Class name does not name a type c++

Question

I'm trying to overload the << operator in this class, but the compiler gives me Pila is not a type error (Pila would be stack, the name of the class). GetNElem is another function that I did not include, don't worry.

#include <vector>
#include <iostream>
using namespace std;


template <class T>
class Pila {
 private:
  vector <T> elem;

 public:
  /* Pila(){

  } */

  Pila ( int n ) {
    elem.resize(n);
  }

  void print(ostream & f_out){
    for (int i = 0; i < getNElem(); i++)
      f_out << elem[i] << " ";
    return;
  }


};

ostream& operator << (ostream& f_out, Pila p ){
  p.print(f_out);
  return f_out;
}

Answer 1

Pila is a class template, you need to specify template argument when use it.

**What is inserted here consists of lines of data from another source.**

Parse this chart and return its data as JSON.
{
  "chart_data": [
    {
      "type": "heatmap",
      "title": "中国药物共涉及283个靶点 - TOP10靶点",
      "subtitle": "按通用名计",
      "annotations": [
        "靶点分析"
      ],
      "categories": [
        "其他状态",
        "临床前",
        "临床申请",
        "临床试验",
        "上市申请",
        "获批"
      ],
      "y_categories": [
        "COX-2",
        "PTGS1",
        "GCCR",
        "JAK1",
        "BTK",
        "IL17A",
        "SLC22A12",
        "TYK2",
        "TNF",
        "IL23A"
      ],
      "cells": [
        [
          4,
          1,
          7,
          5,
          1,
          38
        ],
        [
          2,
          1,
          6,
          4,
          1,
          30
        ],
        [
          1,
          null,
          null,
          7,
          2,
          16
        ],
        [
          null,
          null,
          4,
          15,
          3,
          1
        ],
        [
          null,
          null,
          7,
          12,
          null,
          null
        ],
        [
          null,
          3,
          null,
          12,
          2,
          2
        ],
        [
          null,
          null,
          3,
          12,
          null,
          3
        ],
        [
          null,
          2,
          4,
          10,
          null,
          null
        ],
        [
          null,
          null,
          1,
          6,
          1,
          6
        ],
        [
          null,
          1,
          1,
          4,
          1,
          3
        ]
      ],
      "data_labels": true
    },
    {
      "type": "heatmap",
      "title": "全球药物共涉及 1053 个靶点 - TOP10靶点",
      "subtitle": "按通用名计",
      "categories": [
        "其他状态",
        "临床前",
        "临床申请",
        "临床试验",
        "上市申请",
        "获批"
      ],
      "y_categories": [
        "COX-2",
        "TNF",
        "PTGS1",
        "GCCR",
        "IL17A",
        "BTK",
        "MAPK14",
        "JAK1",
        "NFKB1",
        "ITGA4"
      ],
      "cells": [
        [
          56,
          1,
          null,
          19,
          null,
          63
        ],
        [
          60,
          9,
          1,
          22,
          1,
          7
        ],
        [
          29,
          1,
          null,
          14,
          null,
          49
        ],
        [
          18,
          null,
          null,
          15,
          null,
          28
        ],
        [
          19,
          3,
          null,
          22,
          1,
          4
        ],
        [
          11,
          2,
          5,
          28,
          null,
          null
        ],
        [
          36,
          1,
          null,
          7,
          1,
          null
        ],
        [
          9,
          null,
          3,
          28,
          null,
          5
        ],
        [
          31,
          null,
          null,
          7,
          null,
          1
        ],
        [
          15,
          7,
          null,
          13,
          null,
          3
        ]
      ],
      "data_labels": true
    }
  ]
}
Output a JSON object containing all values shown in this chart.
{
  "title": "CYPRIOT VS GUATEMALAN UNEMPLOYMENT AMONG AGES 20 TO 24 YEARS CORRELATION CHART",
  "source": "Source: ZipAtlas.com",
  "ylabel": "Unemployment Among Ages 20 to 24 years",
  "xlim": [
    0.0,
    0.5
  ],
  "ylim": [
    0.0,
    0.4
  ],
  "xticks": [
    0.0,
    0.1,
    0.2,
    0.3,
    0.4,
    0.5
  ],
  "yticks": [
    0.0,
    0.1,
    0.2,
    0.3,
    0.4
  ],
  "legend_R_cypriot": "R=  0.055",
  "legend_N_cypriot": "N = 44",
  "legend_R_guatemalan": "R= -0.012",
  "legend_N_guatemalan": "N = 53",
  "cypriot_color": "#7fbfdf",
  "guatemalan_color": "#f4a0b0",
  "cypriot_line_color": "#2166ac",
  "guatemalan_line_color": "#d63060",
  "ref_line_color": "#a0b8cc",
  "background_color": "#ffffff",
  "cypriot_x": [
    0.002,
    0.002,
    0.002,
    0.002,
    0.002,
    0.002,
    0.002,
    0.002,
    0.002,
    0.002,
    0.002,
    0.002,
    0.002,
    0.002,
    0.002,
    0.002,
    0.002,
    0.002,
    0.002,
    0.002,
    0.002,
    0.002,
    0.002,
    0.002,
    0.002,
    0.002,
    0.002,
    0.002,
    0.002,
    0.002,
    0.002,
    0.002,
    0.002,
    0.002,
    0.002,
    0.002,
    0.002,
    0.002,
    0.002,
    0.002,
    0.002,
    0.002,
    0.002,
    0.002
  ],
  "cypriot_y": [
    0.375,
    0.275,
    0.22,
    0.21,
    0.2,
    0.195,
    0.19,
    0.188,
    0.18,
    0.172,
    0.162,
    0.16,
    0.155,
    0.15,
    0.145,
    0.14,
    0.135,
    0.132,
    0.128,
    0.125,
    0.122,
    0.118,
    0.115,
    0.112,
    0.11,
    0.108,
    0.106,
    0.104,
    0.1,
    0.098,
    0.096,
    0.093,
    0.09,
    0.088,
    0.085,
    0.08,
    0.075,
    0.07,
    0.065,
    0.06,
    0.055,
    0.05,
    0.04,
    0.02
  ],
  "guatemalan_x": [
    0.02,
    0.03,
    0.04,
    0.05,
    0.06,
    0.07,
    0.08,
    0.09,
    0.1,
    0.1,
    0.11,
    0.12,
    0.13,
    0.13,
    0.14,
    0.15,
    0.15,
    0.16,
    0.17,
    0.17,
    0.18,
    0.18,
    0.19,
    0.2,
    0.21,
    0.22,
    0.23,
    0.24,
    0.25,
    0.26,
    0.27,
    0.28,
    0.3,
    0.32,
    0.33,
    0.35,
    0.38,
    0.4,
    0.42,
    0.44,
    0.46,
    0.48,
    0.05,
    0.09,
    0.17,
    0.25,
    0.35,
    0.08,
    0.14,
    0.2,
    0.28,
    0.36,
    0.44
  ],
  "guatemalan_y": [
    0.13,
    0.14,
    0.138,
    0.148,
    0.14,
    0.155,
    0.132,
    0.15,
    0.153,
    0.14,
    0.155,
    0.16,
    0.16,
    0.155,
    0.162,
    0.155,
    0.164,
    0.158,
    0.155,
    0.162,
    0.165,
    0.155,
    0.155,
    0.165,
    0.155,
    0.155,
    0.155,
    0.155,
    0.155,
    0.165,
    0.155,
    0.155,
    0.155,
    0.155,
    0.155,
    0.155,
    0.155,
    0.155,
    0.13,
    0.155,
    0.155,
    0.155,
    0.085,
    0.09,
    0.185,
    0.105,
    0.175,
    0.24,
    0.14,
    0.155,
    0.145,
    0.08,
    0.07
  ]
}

And you can make operator<< a function template, then

template <typename T>
ostream& operator << (ostream& f_out, Pila<T> p ){
  p.print(f_out);
  return f_out;
}

BTW: It would be better to pass p by reference to avoid copy operation on Pila which constains a std::vector, and make print a const member function.

template <class T>
class Pila {
  ...

  void print(ostream & f_out) const {
    for (int i = 0; i < getNElem; i++)
      f_out << elem[i] << " ";
  }

};

template <typename T>
ostream& operator << (ostream& f_out, const Pila<T>& p ){
  p.print(f_out);
  return f_out;
}